Samenvattend kan worden gesteld dat het Bonnefantenmuseum vakinhoudelijk op de goede weg zit. Het visitatierapport spreekt zelfs van "voor Nederland bijzondere keuzes." Met name het inhoudelijk statement en de aangescherpte focus worden toegejuicht. Gedeputeerde Staten kunnen zich vinden in het pleidooi van zowel de Visitatiecommissie als het museum zelf om een zakelijk directeur aan te stellen, naast de algemene directeur.

Voor het Limburgs Museum wordt geconcludeerd dat er een veelbelovende start is gemaakt, maar dat het belangrijk is de komende periode deze goede start te consolideren. Er wordt met waardering gesproken over het museum, maar nu moet er een aangescherpt profiel worden neergezet. De vele nieuwe plannen voor de komende periode zijn erg ambitieus, keuzes moeten worden gemaakt.
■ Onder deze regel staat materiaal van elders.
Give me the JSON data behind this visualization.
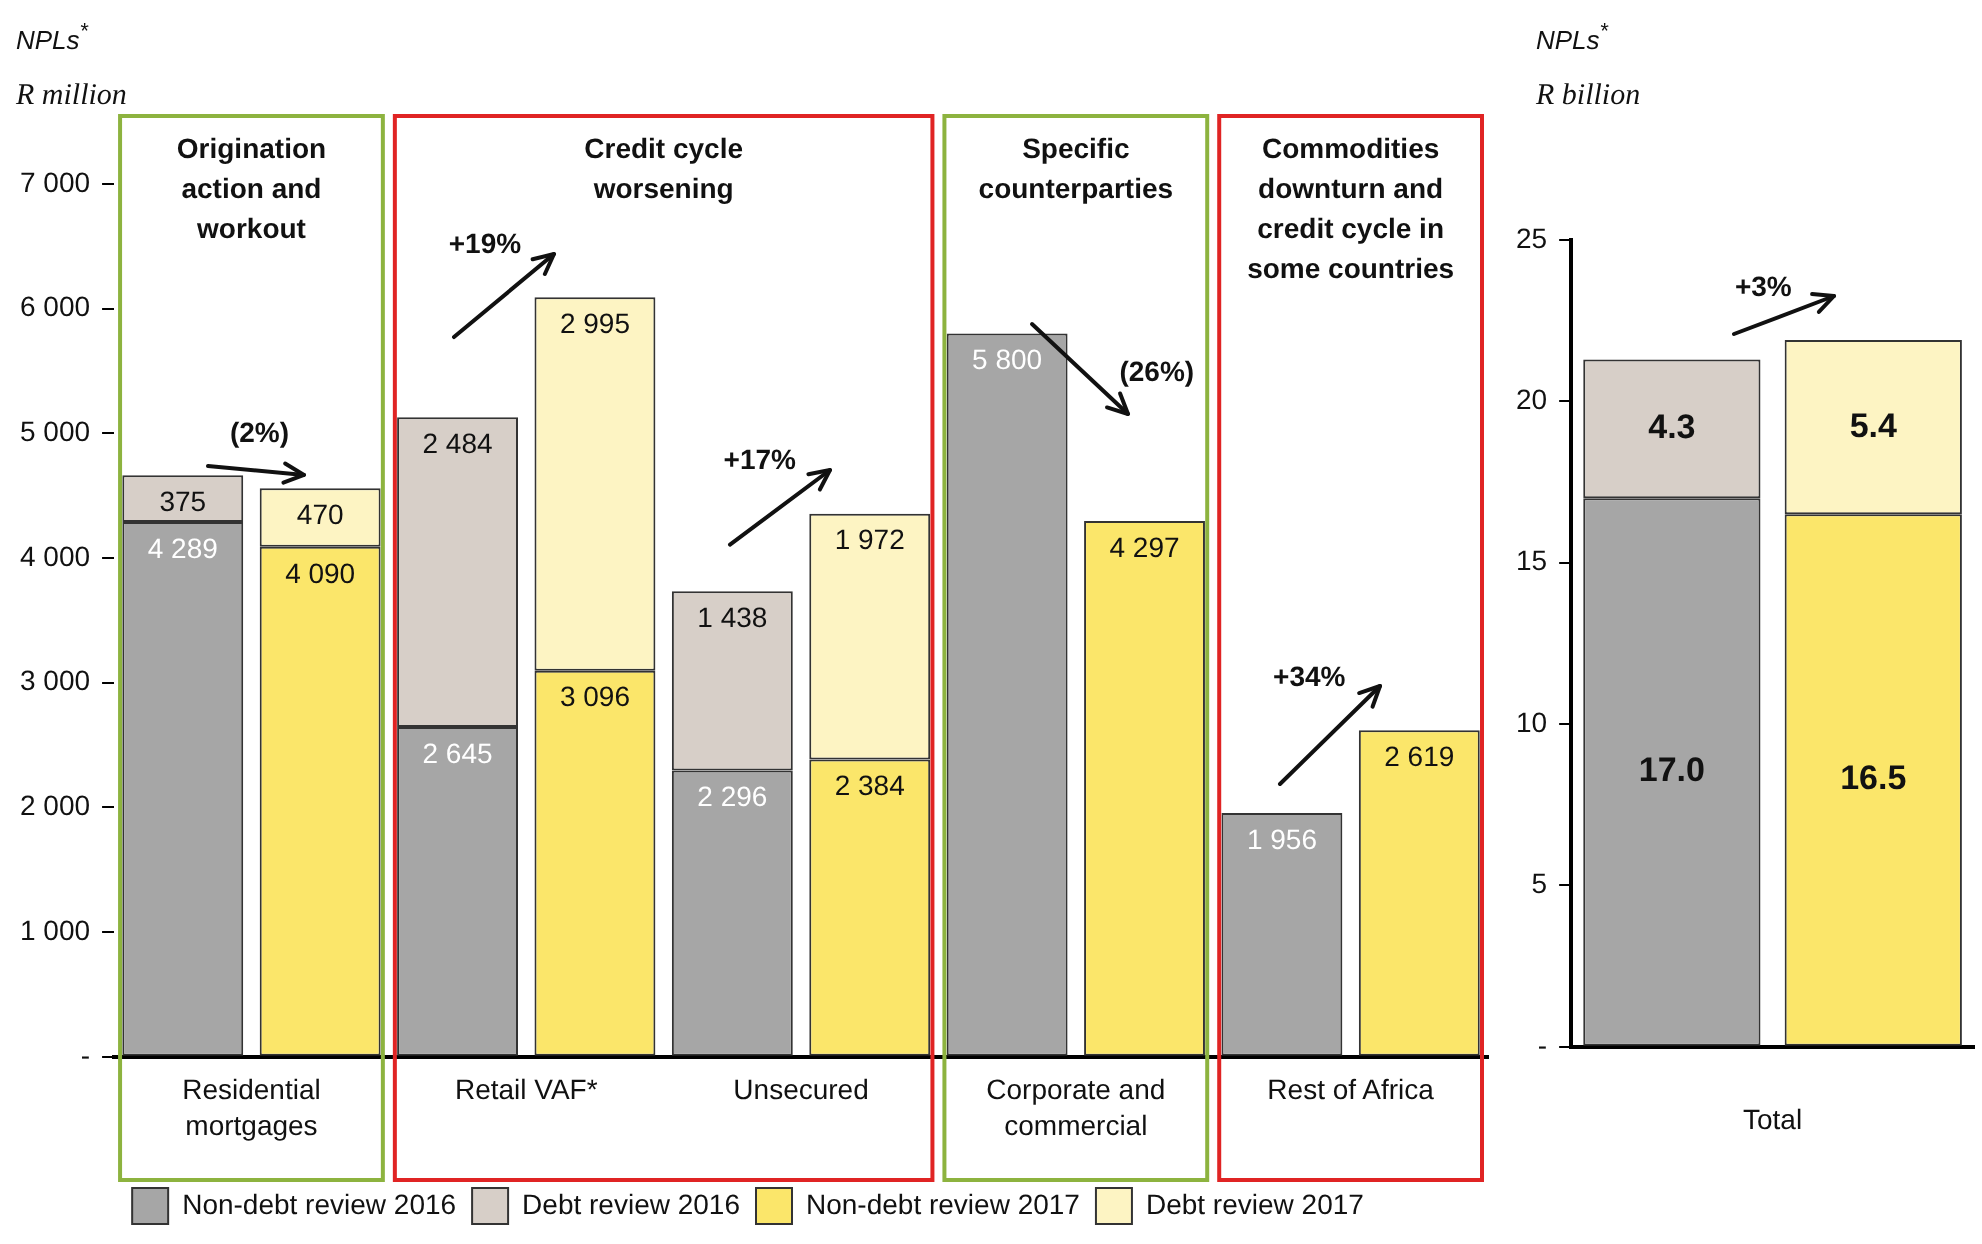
{
  "chart_data": [
    {
      "type": "bar",
      "stacked": true,
      "ylabel": "NPLs$^{*}$\nR million",
      "legend": "bottom",
      "categories": [
        "Residential mortgages",
        null,
        "Retail VAF*",
        null,
        "Unsecured",
        null,
        "Corporate and commercial",
        null,
        "Rest of Africa",
        null
      ],
      "ylim": [
        0,
        7000
      ],
      "yticks": [
        {
          "value": 0,
          "label": "-"
        },
        {
          "value": 1000,
          "label": "1 000"
        },
        {
          "value": 2000,
          "label": "2 000"
        },
        {
          "value": 3000,
          "label": "3 000"
        },
        {
          "value": 4000,
          "label": "4 000"
        },
        {
          "value": 5000,
          "label": "5 000"
        },
        {
          "value": 6000,
          "label": "6 000"
        },
        {
          "value": 7000,
          "label": "7 000"
        }
      ],
      "series": [
        {
          "name": "Non-debt review 2016",
          "color": "#a6a6a6",
          "values": [
            4289,
            null,
            2645,
            null,
            2296,
            null,
            5800,
            null,
            1956,
            null
          ],
          "value_labels": [
            "4 289",
            null,
            "2 645",
            null,
            "2 296",
            null,
            "5 800",
            null,
            "1 956",
            null
          ]
        },
        {
          "name": "Debt review 2016",
          "color": "#d7cfc8",
          "values": [
            375,
            null,
            2484,
            null,
            1438,
            null,
            null,
            null,
            null,
            null
          ],
          "value_labels": [
            "375",
            null,
            "2 484",
            null,
            "1 438",
            null,
            null,
            null,
            null,
            null
          ]
        },
        {
          "name": "Non-debt review 2017",
          "color": "#fbe66a",
          "values": [
            null,
            4090,
            null,
            3096,
            null,
            2384,
            null,
            4297,
            null,
            2619
          ],
          "value_labels": [
            null,
            "4 090",
            null,
            "3 096",
            null,
            "2 384",
            null,
            "4 297",
            null,
            "2 619"
          ]
        },
        {
          "name": "Debt review 2017",
          "color": "#fdf4c3",
          "values": [
            null,
            470,
            null,
            2995,
            null,
            1972,
            null,
            null,
            null,
            null
          ],
          "value_labels": [
            null,
            "470",
            null,
            "2 995",
            null,
            "1 972",
            null,
            null,
            null,
            null
          ]
        }
      ],
      "annotations": [
        "Origination action and workout",
        "Credit cycle worsening",
        "Specific counterparties",
        "Commodities downturn and credit cycle in some countries",
        "(2%)",
        "+19%",
        "+17%",
        "(26%)",
        "+34%"
      ]
    },
    {
      "type": "bar",
      "stacked": true,
      "ylabel": "NPLs$^{*}$\nR billion",
      "xlabel": "Total",
      "categories": [
        null,
        null
      ],
      "ylim": [
        0,
        25
      ],
      "yticks": [
        {
          "value": 0,
          "label": "-"
        },
        5,
        10,
        15,
        20,
        25
      ],
      "series": [
        {
          "color": "#a6a6a6",
          "values": [
            17.0,
            null
          ],
          "value_labels": [
            "17.0",
            null
          ]
        },
        {
          "color": "#d7cfc8",
          "values": [
            4.3,
            null
          ],
          "value_labels": [
            "4.3",
            null
          ]
        },
        {
          "color": "#fbe66a",
          "values": [
            null,
            16.5
          ],
          "value_labels": [
            null,
            "16.5"
          ]
        },
        {
          "color": "#fdf4c3",
          "values": [
            null,
            5.4
          ],
          "value_labels": [
            null,
            "5.4"
          ]
        }
      ],
      "annotations": [
        "+3%"
      ]
    }
  ]
}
Het Industrion tenslotte is er nog niet in geslaagd een voldoende onderscheidende missie te ontwikkelen. Wel is er sprake van een eigen identiteit die de Provincie nadrukkelijk wil behouden. Het is nu van belang om een onderbouwd businessplan op te stellen. Daarvoor is een tijdelijke versterking van de bedrijfsvoering geboden. Ook baart de exploitatie zorgen. Maatregelen op korte termijn lijken dringend noodzakelijk. De Provincie stelt daarom middelen beschikbaar voor een interim manager.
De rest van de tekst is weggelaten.